Elk range across several million acres of Montana in 148 separate hunting districts. Most live west of a line running from Glacier National Park to Yellowstone National Park. Roughly half of the annual elk harvest comes from southwestern Montana, in places like the Gallatin and Beaverhead-Deerlodge national forests. Elk also live along the Rocky Mountain Front and in the Big Belt, Little Belt, Pioneer, Bitterroot, Purcell, Mission, and Cabinet mountains, as well as in the Swan, Garnet, and Whitefish ranges.
Once you have a rough idea where you want to hunt, check the FWP elk regulations (available at fwp.mt.gov) to see what hunting districts you will be in and the boundaries, special seasons, regulations, and required permits that apply there.
Montana offers some of the longest hunting seasons in the West. Archery begins in early September, backcountry firearms season starts in mid-September, and the general season runs from late October to the Sunday after Thanksgiving. Bowhunters focus on the pre-rut and rut period of September, when they have the best opportunity of calling in a bull. In a few backcountry areas, firearms hunters also can lure bulls by calling during September and early October. Hunting Montana elk this time of year requires peak fitness to reach the high country, where elk live.

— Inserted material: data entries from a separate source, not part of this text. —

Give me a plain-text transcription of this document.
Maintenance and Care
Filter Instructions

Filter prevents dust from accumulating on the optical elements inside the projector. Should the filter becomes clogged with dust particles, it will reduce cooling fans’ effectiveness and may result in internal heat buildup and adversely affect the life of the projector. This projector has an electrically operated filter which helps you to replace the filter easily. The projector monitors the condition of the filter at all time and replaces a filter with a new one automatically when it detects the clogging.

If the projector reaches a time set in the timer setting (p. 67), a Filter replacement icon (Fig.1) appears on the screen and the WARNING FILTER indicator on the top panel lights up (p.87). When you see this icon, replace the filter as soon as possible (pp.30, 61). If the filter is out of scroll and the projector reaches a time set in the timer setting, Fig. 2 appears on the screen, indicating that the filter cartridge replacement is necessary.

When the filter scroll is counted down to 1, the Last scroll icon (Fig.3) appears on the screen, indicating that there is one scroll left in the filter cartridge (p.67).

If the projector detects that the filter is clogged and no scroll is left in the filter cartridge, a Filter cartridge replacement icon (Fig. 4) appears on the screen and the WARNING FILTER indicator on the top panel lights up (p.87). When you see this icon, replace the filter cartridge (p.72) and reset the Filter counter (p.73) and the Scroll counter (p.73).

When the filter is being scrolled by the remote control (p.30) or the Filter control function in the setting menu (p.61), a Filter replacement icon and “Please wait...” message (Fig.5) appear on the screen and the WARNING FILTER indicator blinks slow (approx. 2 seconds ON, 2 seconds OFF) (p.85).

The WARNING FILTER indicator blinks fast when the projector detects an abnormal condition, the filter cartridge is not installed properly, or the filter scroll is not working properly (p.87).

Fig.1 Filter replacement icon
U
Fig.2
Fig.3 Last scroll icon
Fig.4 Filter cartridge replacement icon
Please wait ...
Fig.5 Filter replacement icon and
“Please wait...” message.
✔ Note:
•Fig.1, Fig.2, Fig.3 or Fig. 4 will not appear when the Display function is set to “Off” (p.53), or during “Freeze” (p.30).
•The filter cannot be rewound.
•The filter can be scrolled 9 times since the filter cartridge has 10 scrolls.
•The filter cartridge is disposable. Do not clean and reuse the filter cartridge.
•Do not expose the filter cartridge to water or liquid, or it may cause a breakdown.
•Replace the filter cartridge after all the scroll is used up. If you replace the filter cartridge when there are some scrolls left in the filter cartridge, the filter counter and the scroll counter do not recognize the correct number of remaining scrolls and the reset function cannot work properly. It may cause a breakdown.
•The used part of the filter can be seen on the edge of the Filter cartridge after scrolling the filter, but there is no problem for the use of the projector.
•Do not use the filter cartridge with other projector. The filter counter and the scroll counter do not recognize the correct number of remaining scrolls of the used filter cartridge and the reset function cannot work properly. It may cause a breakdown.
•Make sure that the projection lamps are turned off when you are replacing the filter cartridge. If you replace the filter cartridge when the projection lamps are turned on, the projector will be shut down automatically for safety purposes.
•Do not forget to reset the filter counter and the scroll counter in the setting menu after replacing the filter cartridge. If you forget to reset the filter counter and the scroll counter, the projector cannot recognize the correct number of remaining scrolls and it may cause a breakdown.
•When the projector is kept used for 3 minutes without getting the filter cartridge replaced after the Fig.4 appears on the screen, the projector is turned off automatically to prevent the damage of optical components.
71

A general elk license is the basic license for hunting elk. It can be used only according to the specific regulations of the hunting district in which you hunt. Many Montana districts also offer a separate antlerless (B) license to hunt cow elk, and some require a special permit to hunt bull elk, while cow elk may be available with a general elk license. See General Elk License in your hunting districts in the FWP elk regulations booklet to see what restrictions apply.

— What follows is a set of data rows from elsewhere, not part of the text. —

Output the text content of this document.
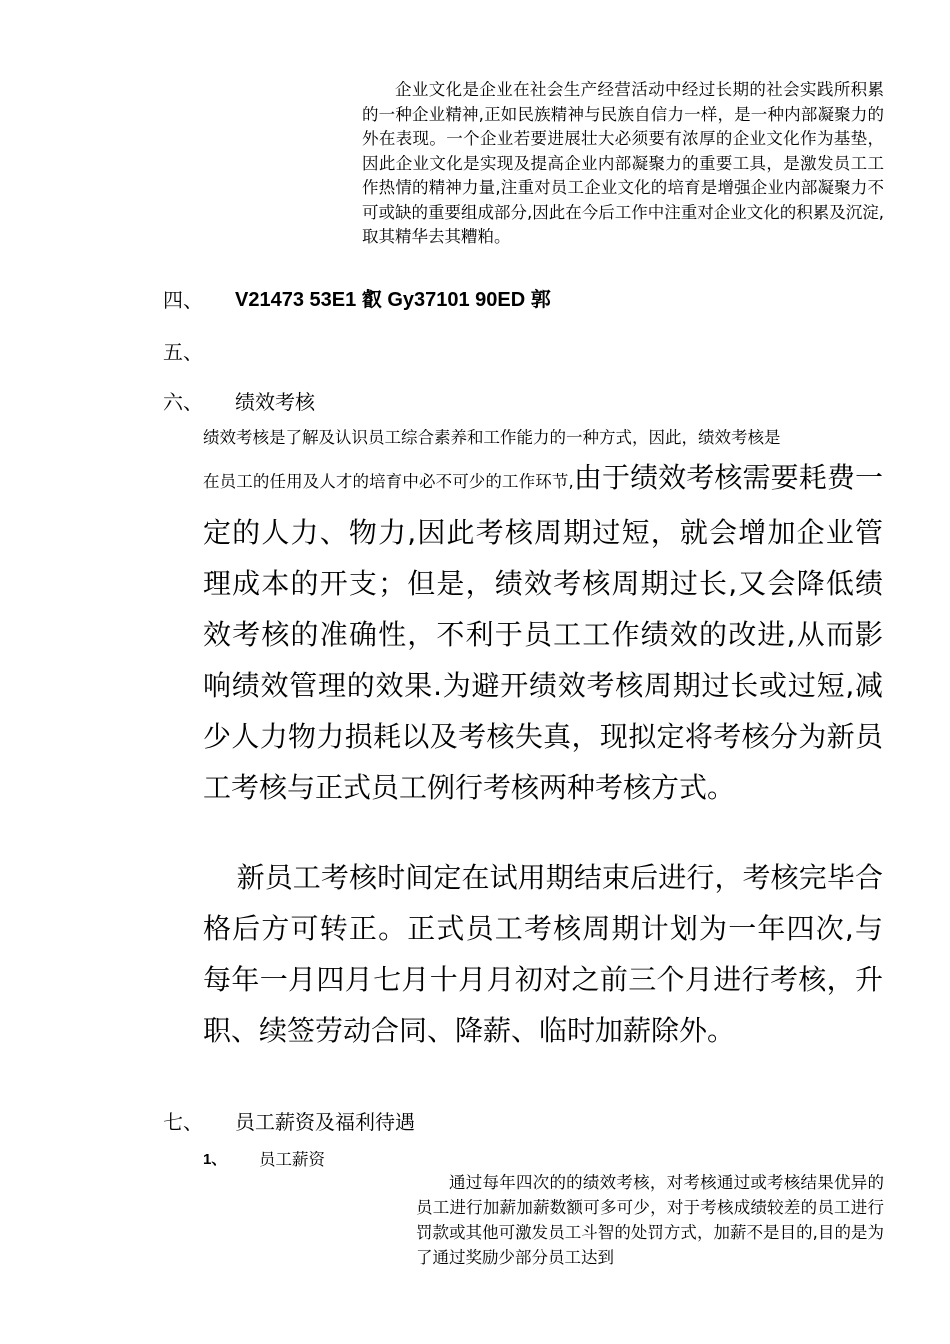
企业文化是企业在社会生产经营活动中经过长期的社会实践所积累的一种企业精神,正如民族精神与民族自信力一样，是一种内部凝聚力的外在表现。一个企业若要进展壮大必须要有浓厚的企业文化作为基垫，因此企业文化是实现及提高企业内部凝聚力的重要工具，是激发员工工作热情的精神力量,注重对员工企业文化的培育是增强企业内部凝聚力不可或缺的重要组成部分,因此在今后工作中注重对企业文化的积累及沉淀,取其精华去其糟粕。

四、	V21473 53E1 叡 Gy37101 90ED 郭
五、
六、	绩效考核

绩效考核是了解及认识员工综合素养和工作能力的一种方式，因此，绩效考核是
在员工的任用及人才的培育中必不可少的工作环节,由于绩效考核需要耗费一定的人力、物力,因此考核周期过短，就会增加企业管理成本的开支；但是，绩效考核周期过长,又会降低绩效考核的准确性，不利于员工工作绩效的改进,从而影响绩效管理的效果.为避开绩效考核周期过长或过短,减少人力物力损耗以及考核失真，现拟定将考核分为新员工考核与正式员工例行考核两种考核方式。

新员工考核时间定在试用期结束后进行，考核完毕合格后方可转正。正式员工考核周期计划为一年四次,与每年一月四月七月十月月初对之前三个月进行考核，升职、续签劳动合同、降薪、临时加薪除外。

七、	员工薪资及福利待遇
1、	员工薪资

通过每年四次的的绩效考核，对考核通过或考核结果优异的员工进行加薪加薪数额可多可少，对于考核成绩较差的员工进行罚款或其他可激发员工斗智的处罚方式，加薪不是目的,目的是为了通过奖励少部分员工达到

Many people accustomed to hunting deer approach Montana elk hunting unprepared. Elk generally move farther and more frequently than deer, so it usually takes more hiking, especially uphill, to reach elk areas. The caliber of rifle or type of bullet used for deer may not suffice for elk, which are much larger. Read up on calibers and loads suggested for hunting elk, and learn where the elk’s kill zone is. Elk often don’t die as easily or quickly as deer, even with a killing shot. Sometimes several shots are required. Mortally wounded elk will often traverse several hundred yards or more before dropping. Montana proves itself to be a major elk-hunting attraction, and definitely not one to miss out on!